Preocupado em não ter rabo preso, Ciro abriu mão de três pensões

Os disparos começaram. Ciro tem elogiado a investigação sobre as irregularidades na Sudam, que destroçaram a candidatura de Roseana Sarney, mas cobra coerência do governo, lembrando que a fraude da Sudam tirou R$ 1,6 bilhão dos cofres públicos. “A Sudam não é uma repartição de Marte ou da Lua, é do governo federal, que a entregou ao senhor Jader Barbalho”, atira Ciro. “Todo mundo sempre soube quem é Jader, para o bem ou para o mal. Um superintendente nomeado por ele foi demitido por corrupção e mesmo assim o governo deu ao senhor Jader a faculdade de indicar o sucessor e o PSDB inteiro ainda votou nele para presidir o Congresso.” Segundo Ciro, “o governo fechou os olhos para a corrupção e agora as investigações, que correm em segredo de Justiça, são divulgadas à conveniência das eleições”.

Ciro diz não ter elementos para atribuir ao PSDB o vazamento das informações que derrubaram Roseana. “Mas, quanto à turma do Serra, eu não tenho a menor dúvida. Conheço o Serra há muitos anos. É o estilo dele botar outras pessoas fazendo as coisas, ligar para jornal, passar notinhas, criar futricas. Passa o dia telefonando para os jornais, pedindo cabeça de jornalista, reclamando de notinhas”, critica o ex-ministro.

Às especulações de que poderia receber o apoio do PFL, Ciro reage com contundência, classificando-as como “armação” do governo. Mas para quem tem só três pequenos partidos (PPS, PDT e PTB), o apoio de um legenda gigante como o PFL não seria de bom-grado? “Não sou idiota para responder isso. Não vou fazer como o Lula, que foi cabalar o PL sem nenhum acerto e ficou com o ônus inteiro, sem a aliança. É coisa de inocente, que não sabe nada de política.”

“Não sou idiota” – As referências negativas a Lula não param por aí. “Não sei quem vai ganhar, mas Lula já perdeu. Ele é 100% conhecido, preferido por uma fração declinante e rejeitado pelo resto”, analisa. Para Ciro, Lula pode não ir ao segundo turno. O ex-ministro não fala em tom jocoso quando se refere à aposentadoria de anistiado político que Lula recebe do INSS, em torno de modestos R$ 3 mil. Mas adora falar do assunto. E concluir: “Eu não receberia.” Gosta também de lembrar a aposentadoria com vencimentos integrais de Fernando Henrique como professor da USP.

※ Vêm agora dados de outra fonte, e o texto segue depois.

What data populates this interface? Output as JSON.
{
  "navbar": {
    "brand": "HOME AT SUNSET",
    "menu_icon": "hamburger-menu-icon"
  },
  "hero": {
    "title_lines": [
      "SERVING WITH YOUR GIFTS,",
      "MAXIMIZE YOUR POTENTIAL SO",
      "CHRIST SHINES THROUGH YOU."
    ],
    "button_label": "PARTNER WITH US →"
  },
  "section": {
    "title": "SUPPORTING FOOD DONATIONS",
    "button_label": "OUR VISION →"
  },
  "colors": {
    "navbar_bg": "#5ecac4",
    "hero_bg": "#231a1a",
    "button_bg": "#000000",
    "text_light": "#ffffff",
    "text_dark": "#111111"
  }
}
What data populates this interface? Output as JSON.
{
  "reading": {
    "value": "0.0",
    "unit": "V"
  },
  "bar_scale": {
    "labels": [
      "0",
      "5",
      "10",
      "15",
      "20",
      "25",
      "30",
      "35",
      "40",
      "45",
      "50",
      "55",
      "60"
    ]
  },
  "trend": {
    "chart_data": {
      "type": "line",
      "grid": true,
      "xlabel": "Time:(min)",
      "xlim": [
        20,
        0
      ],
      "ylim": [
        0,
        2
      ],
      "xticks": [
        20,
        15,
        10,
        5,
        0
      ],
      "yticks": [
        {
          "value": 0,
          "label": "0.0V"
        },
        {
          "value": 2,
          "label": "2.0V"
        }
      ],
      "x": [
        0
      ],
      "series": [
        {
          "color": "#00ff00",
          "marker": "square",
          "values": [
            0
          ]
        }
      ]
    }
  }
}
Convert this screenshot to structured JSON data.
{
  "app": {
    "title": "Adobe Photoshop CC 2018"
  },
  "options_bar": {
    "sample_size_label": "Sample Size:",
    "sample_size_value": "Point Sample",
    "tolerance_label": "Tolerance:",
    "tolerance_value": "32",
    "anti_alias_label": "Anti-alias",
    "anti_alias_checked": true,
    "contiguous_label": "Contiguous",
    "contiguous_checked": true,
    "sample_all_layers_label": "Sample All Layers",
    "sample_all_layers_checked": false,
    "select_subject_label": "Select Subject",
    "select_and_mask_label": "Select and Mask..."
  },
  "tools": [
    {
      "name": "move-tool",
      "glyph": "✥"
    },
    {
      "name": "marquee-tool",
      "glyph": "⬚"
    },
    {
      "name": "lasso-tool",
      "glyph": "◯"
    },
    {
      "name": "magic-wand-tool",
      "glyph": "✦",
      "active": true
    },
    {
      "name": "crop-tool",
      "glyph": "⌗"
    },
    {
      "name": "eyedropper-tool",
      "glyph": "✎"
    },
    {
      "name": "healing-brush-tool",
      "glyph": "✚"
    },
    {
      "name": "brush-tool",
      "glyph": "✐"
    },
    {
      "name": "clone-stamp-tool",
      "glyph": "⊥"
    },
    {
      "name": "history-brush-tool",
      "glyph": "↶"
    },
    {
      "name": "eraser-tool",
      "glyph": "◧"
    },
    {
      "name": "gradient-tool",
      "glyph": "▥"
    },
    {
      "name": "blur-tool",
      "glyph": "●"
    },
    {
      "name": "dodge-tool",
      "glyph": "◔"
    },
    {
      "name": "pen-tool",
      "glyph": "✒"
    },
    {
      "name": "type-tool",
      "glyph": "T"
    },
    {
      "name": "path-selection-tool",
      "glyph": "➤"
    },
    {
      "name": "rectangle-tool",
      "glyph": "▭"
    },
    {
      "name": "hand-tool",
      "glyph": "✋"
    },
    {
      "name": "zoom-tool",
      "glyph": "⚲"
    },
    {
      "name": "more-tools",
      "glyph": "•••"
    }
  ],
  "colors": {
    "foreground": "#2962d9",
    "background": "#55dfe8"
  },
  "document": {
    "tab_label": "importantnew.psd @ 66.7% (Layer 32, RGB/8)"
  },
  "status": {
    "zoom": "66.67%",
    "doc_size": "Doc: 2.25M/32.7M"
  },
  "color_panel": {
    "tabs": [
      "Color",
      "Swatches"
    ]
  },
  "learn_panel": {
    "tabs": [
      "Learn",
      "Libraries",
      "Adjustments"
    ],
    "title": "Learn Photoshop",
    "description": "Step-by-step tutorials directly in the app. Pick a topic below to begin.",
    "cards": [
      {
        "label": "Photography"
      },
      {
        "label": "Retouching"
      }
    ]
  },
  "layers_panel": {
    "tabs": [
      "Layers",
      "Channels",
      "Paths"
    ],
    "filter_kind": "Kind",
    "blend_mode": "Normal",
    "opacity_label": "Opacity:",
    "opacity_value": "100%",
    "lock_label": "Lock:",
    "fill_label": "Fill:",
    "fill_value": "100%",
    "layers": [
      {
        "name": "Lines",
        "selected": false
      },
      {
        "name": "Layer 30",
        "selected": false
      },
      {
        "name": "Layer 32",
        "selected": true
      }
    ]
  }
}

É claro que, como qualquer candidato, Ciro não está livre de ataques. Equívocos no Ceará ou no Ministério da Fazenda e lances de incoerências ideológicas estão na mira. Certamente terá de engolir antigas críticas contundentes do ex-governador Leonel Brizola, que agora o apóia. Mas é pouco provável que os ataques a Ciro tenham cores de denúncias éticas. Ele já proibiu a direção de sua tríplice aliança de receber qualquer centavo sem passar pelos trâmites legais. Nas eleições de 1998 para presidente, quando recebeu cerca de dez milhões de votos, ele próprio coordenou a captação de recursos. Para este ano a missão será de um comitê financeiro, mas as condições não serão alteradas. “Isso é um inferno, os caras fazem muita pressão, mas não vamos receber nada que não seja formal.